One of the main differences between auxiliary and main verbs is that auxiliaries are used in questions like Are you listening? and in negative sentences like You aren’t listening. If we apply this as a test for auxiliary verbs, then other uses of be should also count as auxiliaries:

They are happy. Are they happy? They aren’t happy.
He is your friend. Is he your friend? He isn’t your friend.
It was here. Was it here? It wasn’t here.

The same applies, for some people, to the verb have which means ‘possess’:

She has enough money. Has she enough money? She hasn’t enough money.



Self-assessment on verbs

[2016 note: unfortunately the links no longer work, but you may find the exercise useful even without the answers.]

1. What verb forms are these? If you aren’t sure, click the word and check the answer.

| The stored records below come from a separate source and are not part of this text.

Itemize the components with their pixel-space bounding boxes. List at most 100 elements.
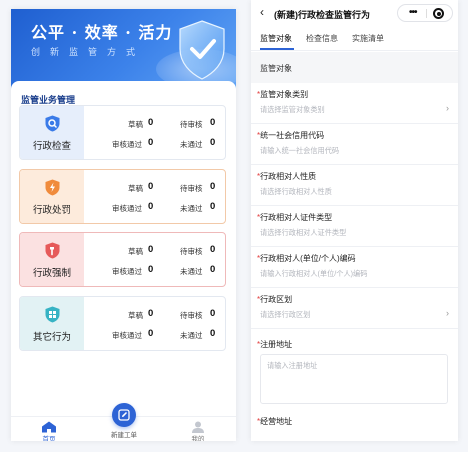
field-placeholder: 请输入统一社会信用代码	[260, 146, 340, 155]
page-title: (新建)行政检查监管行为	[274, 10, 370, 20]
section-header: 监管对象	[251, 52, 458, 83]
new-order-label: 新建工单	[111, 432, 137, 439]
draft-count: 0	[148, 117, 154, 128]
tab-inspection-info[interactable]: 检查信息	[306, 33, 338, 44]
field-business-address-label: *经营地址	[257, 417, 293, 426]
approved-count: 0	[148, 201, 154, 212]
card-tile[interactable]: 其它行为	[20, 297, 84, 350]
draft-label: 草稿	[128, 247, 143, 256]
shield-illustration-icon	[179, 20, 225, 80]
draft-label: 草稿	[128, 184, 143, 193]
approved-count: 0	[148, 137, 154, 148]
card-label: 行政强制	[32, 268, 71, 279]
search-shield-icon	[45, 115, 60, 132]
approved-label: 审核通过	[112, 331, 142, 340]
draft-label: 草稿	[128, 120, 143, 129]
field-registered-address-label: *注册地址	[257, 340, 293, 349]
card-tile[interactable]: 行政检查	[20, 106, 84, 159]
field-placeholder: 请选择行政相对人性质	[260, 187, 332, 196]
textarea-placeholder: 请输入注册地址	[267, 361, 318, 370]
field-admin-region[interactable]: *行政区划 请选择行政区划 ›	[251, 288, 458, 329]
close-target-icon[interactable]	[433, 8, 444, 19]
tab-mine[interactable]: 我的	[168, 417, 228, 441]
miniprogram-capsule: •••	[397, 4, 453, 22]
pending-label: 待审核	[180, 311, 203, 320]
rejected-label: 未通过	[180, 140, 203, 149]
tab-implementation-list[interactable]: 实施清单	[352, 33, 384, 44]
rejected-count: 0	[210, 328, 216, 339]
field-placeholder: 请输入行政相对人(单位/个人)编码	[260, 269, 368, 278]
pending-label: 待审核	[180, 247, 203, 256]
tab-home-label: 首页	[42, 436, 56, 441]
hero-subtitle: 创新监管方式	[31, 47, 146, 57]
hammer-shield-icon	[45, 242, 60, 259]
rejected-label: 未通过	[180, 204, 203, 213]
lightning-shield-icon	[45, 179, 60, 196]
field-placeholder: 请选择行政区划	[260, 310, 311, 319]
more-dots-icon[interactable]: •••	[409, 7, 417, 18]
field-credit-code[interactable]: *统一社会信用代码 请输入统一社会信用代码	[251, 124, 458, 165]
pending-count: 0	[210, 308, 216, 319]
field-label: *行政相对人(单位/个人)编码	[257, 254, 356, 263]
card-tile[interactable]: 行政强制	[20, 233, 84, 286]
tab-mine-label: 我的	[191, 436, 205, 441]
field-placeholder: 请选择行政相对人证件类型	[260, 228, 347, 237]
draft-label: 草稿	[128, 311, 143, 320]
card-admin-penalty[interactable]: 行政处罚 草稿 0 待审核 0 审核通过 0 未通过 0	[19, 169, 226, 224]
tab-home[interactable]: 首页	[19, 417, 79, 441]
capsule-divider	[426, 9, 427, 18]
field-counterpart-code[interactable]: *行政相对人(单位/个人)编码 请输入行政相对人(单位/个人)编码	[251, 247, 458, 288]
user-icon	[192, 421, 204, 433]
rejected-count: 0	[210, 137, 216, 148]
card-label: 其它行为	[32, 332, 71, 343]
chevron-right-icon: ›	[446, 103, 449, 113]
card-other-actions[interactable]: 其它行为 草稿 0 待审核 0 审核通过 0 未通过 0	[19, 296, 226, 351]
card-tile[interactable]: 行政处罚	[20, 170, 84, 223]
edit-icon	[118, 409, 130, 421]
field-placeholder: 请选择监管对象类别	[260, 105, 325, 114]
card-label: 行政检查	[32, 141, 71, 152]
draft-count: 0	[148, 308, 154, 319]
draft-count: 0	[148, 244, 154, 255]
field-counterpart-nature[interactable]: *行政相对人性质 请选择行政相对人性质	[251, 165, 458, 206]
pending-label: 待审核	[180, 184, 203, 193]
approved-label: 审核通过	[112, 267, 142, 276]
form-screen: ‹ (新建)行政检查监管行为 ••• 监管对象 检查信息 实施清单 监管对象 *…	[251, 0, 458, 441]
card-admin-inspection[interactable]: 行政检查 草稿 0 待审核 0 审核通过 0 未通过 0	[19, 105, 226, 160]
draft-count: 0	[148, 181, 154, 192]
pending-count: 0	[210, 244, 216, 255]
field-label: *行政相对人证件类型	[257, 213, 333, 222]
card-admin-enforcement[interactable]: 行政强制 草稿 0 待审核 0 审核通过 0 未通过 0	[19, 232, 226, 287]
registered-address-textarea[interactable]: 请输入注册地址	[260, 354, 448, 404]
home-icon	[42, 421, 56, 433]
form-tabs: 监管对象 检查信息 实施清单	[251, 27, 458, 51]
field-label: *行政相对人性质	[257, 172, 317, 181]
active-tab-indicator	[260, 48, 294, 50]
rejected-count: 0	[210, 201, 216, 212]
home-screen: 公平 · 效率 · 活力 创新监管方式 监管业务管理 行政检查 草稿 0 待审核…	[11, 9, 236, 441]
hero-slogan: 公平 · 效率 · 活力	[31, 23, 173, 42]
rejected-label: 未通过	[180, 267, 203, 276]
field-label: *监管对象类别	[257, 90, 309, 99]
rejected-label: 未通过	[180, 331, 203, 340]
chevron-right-icon: ›	[446, 308, 449, 318]
field-object-category[interactable]: *监管对象类别 请选择监管对象类别 ›	[251, 83, 458, 124]
nav-bar: ‹ (新建)行政检查监管行为 •••	[251, 0, 458, 27]
section-header-label: 监管对象	[260, 64, 292, 73]
grid-shield-icon	[45, 306, 60, 323]
field-id-type[interactable]: *行政相对人证件类型 请选择行政相对人证件类型	[251, 206, 458, 247]
field-label: *统一社会信用代码	[257, 131, 325, 140]
card-label: 行政处罚	[32, 205, 71, 216]
back-chevron-icon[interactable]: ‹	[260, 5, 264, 19]
approved-label: 审核通过	[112, 140, 142, 149]
approved-count: 0	[148, 328, 154, 339]
approved-label: 审核通过	[112, 204, 142, 213]
pending-count: 0	[210, 181, 216, 192]
new-order-button[interactable]	[112, 403, 136, 427]
pending-label: 待审核	[180, 120, 203, 129]
pending-count: 0	[210, 117, 216, 128]
rejected-count: 0	[210, 264, 216, 275]
tab-supervision-object[interactable]: 监管对象	[260, 33, 292, 44]
approved-count: 0	[148, 264, 154, 275]
field-label: *行政区划	[257, 295, 293, 304]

Laughing, he said “You will be walking home”. (answer)

I hope to go to India. She’s got money to spend. (answer)

He watched her go. I let her spend. (answer)

It had been opened. He has finished. (answer)

2. In the sentence below find the verbs (Not all the underlined words are verbs!)

The world must be getting old, I think; it dresses very soberly now. (Jerome K. Jerome)

and decide for each one whether it is:

  • past tense
  • present tense
  • imperative
  • infinitive
  • present participle or
  • past participle.

Clicking will reveal the answer.

Then do the same again, but this time decide whether or not each verb is an auxiliary verb; click on the copy of the sentence below to check your answer.

The world must be getting old, I think; it dresses very soberly now.

Lastly, find the verb chain. Clicking on any word inside it will give the answer.

The world must be getting old, I think; it dresses very soberly now.

3. In the next sentence, decide which verbs are finite and which are non-finite. Check your answers by clicking the words concerned.

Take care of the sense and the sounds will take care of themselves. (Lewis Carroll)

4. In the next example, choose the best description of the verb forms:

For in that sleep of death what dreams may come

When we have shuffled off this mortal coil,

Must give us pause. (William Shakespeare)

The options are as in question 1:

  • past tense
  • present tense
  • imperative
  • infinitive
  • present participle or
  • past participle.

Then decide for each verb whether it is an ordinary auxiliary, a modal auxiliary or neither and check your answers by clicking the words in the following copy of the sentence:

For in that sleep of death what dreams may come

When we have shuffled off this mortal coil,

Must give us pause.

5. As in the previous test, first select one of these classifications for each verb in the sentences below:

He‘d been working with snakes for years … The attendant must enjoy his job if he was doing it for so long. ( KS3 pupil’s writing)

Here are the options again:

  • past tense
  • present tense
  • imperative
  • infinitive
  • present participle or
  • past participle.

Then decide for each verb whether it is an ordinary auxiliary verb, a modal auxiliary or neither; check your answer by clicking the verbs in the following copy.

He‘d been working with snakes for years … The attendant must enjoy his job if he was doing it for so long.

Then find the verb chains and check by clicking on the next copy:

He‘d been working with snakes for years … The attendant must enjoy his job if he was doing it for so long.